KNOXVILLE — University of Tennessee quarterback Tyler Bray isn't as soft-spoken as the 6-foot-6 freshman from Kingsburg, Calif., appears to the media.
"He's not shy," coach Derek Dooley said. "He's got a quiet swagger about him. I've seen his personality, but it is just different. I don't know how to explain it.
"We can't forget he is a freshman. ... Of course, we can't deny the California effect. He's not from Tennessee and there's a lot of different personalities in California."
Bray threw for 1,537 yards in the 2010 regular season, a UT freshman record. That surpassed the 1,473 yards in 2000 for Casey Clausen, another California native.
"It's not bad," Dooley said of the California attitude. "Things don't go well, you go surf a little bit, check out the waves, pop in 'Fast Times of Ridgemont High' — everything's OK."
The laid-back Bray took command of the huddle once becoming the starter and helped the Vols sweep through their November schedule to become bowl-eligible.
"I think he instills confidence in the other players," Dooley said. "I always say one of the most important qualities a quarterback can have is when he steps in the huddle, the other 10 guys believe in him: 'That's our guy. We can score points with him, and win games.' He does command that. Now, you have to produce on the field — that's a real key to it. As long as you keep producing, it becomes contagious."
Sophomore left tackle Dallas Thomas noticed the difference almost immediately after Bray was given the starting job.
"When he stepped in and took over," Thomas said. "I saw how he stepped up and just ran with it. I was like, 'OK, we've got somebody on our hands that's really going to help us get the job done and is going to keep it moving and all that.'"

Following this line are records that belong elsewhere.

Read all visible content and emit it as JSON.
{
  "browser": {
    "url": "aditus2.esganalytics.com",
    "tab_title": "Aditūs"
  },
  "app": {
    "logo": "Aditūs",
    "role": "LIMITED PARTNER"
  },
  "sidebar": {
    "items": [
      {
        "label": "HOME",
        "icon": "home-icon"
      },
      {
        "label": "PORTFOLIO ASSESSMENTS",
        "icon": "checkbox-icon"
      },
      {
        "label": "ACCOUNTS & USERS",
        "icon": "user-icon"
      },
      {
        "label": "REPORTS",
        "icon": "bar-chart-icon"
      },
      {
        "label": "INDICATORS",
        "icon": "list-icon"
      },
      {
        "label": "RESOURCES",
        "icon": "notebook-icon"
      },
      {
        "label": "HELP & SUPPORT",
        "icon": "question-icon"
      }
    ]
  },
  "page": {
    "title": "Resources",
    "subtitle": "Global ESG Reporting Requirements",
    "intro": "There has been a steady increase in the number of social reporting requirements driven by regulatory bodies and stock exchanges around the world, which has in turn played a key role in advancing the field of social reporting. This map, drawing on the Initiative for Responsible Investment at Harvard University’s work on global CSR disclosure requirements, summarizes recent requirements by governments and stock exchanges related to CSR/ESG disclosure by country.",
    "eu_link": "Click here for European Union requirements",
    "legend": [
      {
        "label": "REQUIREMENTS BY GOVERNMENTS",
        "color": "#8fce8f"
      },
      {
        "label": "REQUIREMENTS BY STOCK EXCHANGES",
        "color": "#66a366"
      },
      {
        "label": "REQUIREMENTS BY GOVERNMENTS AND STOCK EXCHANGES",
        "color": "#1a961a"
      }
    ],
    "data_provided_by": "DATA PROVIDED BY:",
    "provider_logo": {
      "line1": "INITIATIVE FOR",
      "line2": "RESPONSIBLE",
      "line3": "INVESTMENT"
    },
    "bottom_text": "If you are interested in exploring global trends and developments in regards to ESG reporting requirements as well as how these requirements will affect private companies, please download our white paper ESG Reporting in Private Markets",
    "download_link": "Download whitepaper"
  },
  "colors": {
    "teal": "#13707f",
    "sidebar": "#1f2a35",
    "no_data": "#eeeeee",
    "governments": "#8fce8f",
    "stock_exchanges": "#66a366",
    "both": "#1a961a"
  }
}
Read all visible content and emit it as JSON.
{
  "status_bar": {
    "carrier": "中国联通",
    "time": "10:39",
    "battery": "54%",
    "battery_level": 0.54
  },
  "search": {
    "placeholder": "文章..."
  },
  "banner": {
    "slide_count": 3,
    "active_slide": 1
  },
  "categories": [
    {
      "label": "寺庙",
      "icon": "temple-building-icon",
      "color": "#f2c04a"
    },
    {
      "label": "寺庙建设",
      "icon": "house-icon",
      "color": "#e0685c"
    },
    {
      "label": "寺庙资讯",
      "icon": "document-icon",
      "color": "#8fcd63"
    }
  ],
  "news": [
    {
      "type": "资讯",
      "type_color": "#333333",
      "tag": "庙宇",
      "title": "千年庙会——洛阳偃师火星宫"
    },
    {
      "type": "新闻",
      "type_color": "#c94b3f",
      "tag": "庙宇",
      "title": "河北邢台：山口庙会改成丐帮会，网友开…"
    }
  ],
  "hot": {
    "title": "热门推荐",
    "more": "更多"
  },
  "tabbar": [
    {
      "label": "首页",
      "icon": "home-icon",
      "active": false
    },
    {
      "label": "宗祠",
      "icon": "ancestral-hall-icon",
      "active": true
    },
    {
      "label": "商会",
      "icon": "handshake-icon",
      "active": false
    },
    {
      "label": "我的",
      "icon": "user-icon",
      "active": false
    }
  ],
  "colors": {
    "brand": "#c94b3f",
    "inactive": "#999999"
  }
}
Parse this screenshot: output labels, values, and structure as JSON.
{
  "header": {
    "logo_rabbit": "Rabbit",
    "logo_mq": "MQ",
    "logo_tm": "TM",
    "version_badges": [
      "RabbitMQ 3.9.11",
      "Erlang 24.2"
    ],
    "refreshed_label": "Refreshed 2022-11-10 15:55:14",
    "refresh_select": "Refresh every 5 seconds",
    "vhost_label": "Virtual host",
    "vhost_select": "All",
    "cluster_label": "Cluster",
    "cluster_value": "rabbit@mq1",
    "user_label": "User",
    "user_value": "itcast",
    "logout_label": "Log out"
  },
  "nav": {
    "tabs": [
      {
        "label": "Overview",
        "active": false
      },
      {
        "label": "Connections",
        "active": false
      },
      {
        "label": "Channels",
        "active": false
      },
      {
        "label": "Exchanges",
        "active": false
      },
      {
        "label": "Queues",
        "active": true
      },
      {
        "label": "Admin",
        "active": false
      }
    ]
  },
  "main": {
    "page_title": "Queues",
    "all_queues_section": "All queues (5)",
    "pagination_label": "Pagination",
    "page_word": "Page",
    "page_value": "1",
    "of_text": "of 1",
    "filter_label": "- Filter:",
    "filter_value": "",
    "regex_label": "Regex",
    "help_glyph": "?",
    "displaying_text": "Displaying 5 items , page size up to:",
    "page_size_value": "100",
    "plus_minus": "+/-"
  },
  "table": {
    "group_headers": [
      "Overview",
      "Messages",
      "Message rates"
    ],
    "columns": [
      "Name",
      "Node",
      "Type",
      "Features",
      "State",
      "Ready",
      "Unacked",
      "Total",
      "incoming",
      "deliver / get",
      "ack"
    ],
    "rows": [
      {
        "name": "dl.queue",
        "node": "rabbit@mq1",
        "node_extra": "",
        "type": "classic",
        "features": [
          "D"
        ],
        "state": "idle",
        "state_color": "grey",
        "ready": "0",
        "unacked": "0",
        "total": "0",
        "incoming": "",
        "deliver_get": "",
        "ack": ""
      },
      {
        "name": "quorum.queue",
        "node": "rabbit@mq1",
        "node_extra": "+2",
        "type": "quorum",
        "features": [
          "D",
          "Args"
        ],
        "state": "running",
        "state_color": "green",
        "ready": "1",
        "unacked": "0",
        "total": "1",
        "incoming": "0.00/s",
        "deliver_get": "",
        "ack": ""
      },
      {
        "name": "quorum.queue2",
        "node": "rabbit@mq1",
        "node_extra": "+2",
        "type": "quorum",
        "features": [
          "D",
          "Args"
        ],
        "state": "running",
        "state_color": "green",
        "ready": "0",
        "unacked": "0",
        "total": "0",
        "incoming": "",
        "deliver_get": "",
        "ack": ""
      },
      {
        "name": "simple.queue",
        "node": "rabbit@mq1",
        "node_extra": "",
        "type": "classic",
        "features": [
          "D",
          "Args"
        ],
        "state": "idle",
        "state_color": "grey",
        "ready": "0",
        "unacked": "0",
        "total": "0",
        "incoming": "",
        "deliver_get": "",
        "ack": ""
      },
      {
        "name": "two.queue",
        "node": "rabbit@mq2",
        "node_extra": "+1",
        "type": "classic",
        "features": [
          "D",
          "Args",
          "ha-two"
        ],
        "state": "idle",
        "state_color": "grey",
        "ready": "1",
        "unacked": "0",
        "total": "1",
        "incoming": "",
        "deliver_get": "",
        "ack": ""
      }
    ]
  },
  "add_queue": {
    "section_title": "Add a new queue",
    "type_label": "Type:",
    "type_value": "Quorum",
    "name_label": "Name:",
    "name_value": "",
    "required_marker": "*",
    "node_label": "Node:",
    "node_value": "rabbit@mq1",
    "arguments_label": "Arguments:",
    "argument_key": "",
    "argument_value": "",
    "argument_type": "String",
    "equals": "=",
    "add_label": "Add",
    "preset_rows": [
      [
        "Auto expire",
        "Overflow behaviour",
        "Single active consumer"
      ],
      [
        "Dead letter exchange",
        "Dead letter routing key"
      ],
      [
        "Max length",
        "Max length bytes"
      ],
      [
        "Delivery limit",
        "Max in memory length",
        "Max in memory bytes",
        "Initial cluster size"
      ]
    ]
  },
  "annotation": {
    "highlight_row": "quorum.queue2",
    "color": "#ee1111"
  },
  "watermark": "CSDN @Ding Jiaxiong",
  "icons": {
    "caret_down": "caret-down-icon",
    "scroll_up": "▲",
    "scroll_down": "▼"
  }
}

Vols backup middle linebacker John Propst was recently named to the Coaches' All-SEC Freshman Team, and Dooley had a little bit of fun telling Propst the news.
"I congratulated him on his award," Dooley said. "I told him I did some research and I told him he's the only freshman Mike linebacker that played on any team this year, and so he won by default. Then I smiled.
"He was crushed when I told him, and then I said, 'I'm just kidding. Congratulations.'"
The 6-foot-1, 220-pound Propst has appeared in 10 games and recorded 14 tackles, including a career-high six against Georgia. A coach's son, he plays the position that is responsible for aligning the defense each play.
"He's a very intelligent football player," Dooley said. "That's probably the best quality — football intelligence. He's instinctive. Those kinds of guys get better and better and play to their capacity. He's going to be a good, solid player for us. ... That's what he played like, a coach's son. We're proud of him."
The three early enrollees participating with the Vols during bowl practice — tight end Brendan Downs, center Mack Crowder and wide receiver Vincent Dallas — made good first impressions on teammates and coaches.
"They did a real good job," Dooley said. "Better than I anticipated. All three of them, I'm glad we have them. Vincent has excellent ball skills and very good twitch in changing direction. Brendan Downs looked really good. He stuck his face in there and caught some passes. And old Mack is going to be a good, solid offensive lineman for us."
Dooley likened having an early look at the trio to his three children getting anxious looking at their Christmas gifts before Dec. 25.
"There's a present under the tree," Dooley said. "They walk by it every day. But you don't know what's in it, and it's eating you alive. It's like all these commitments we've got — I like it, that present looks good, and then you know how you just tear that paper just a little bit? That's what we did. We ripped that paper open and got a peek at it. Looks like Mama took care of us."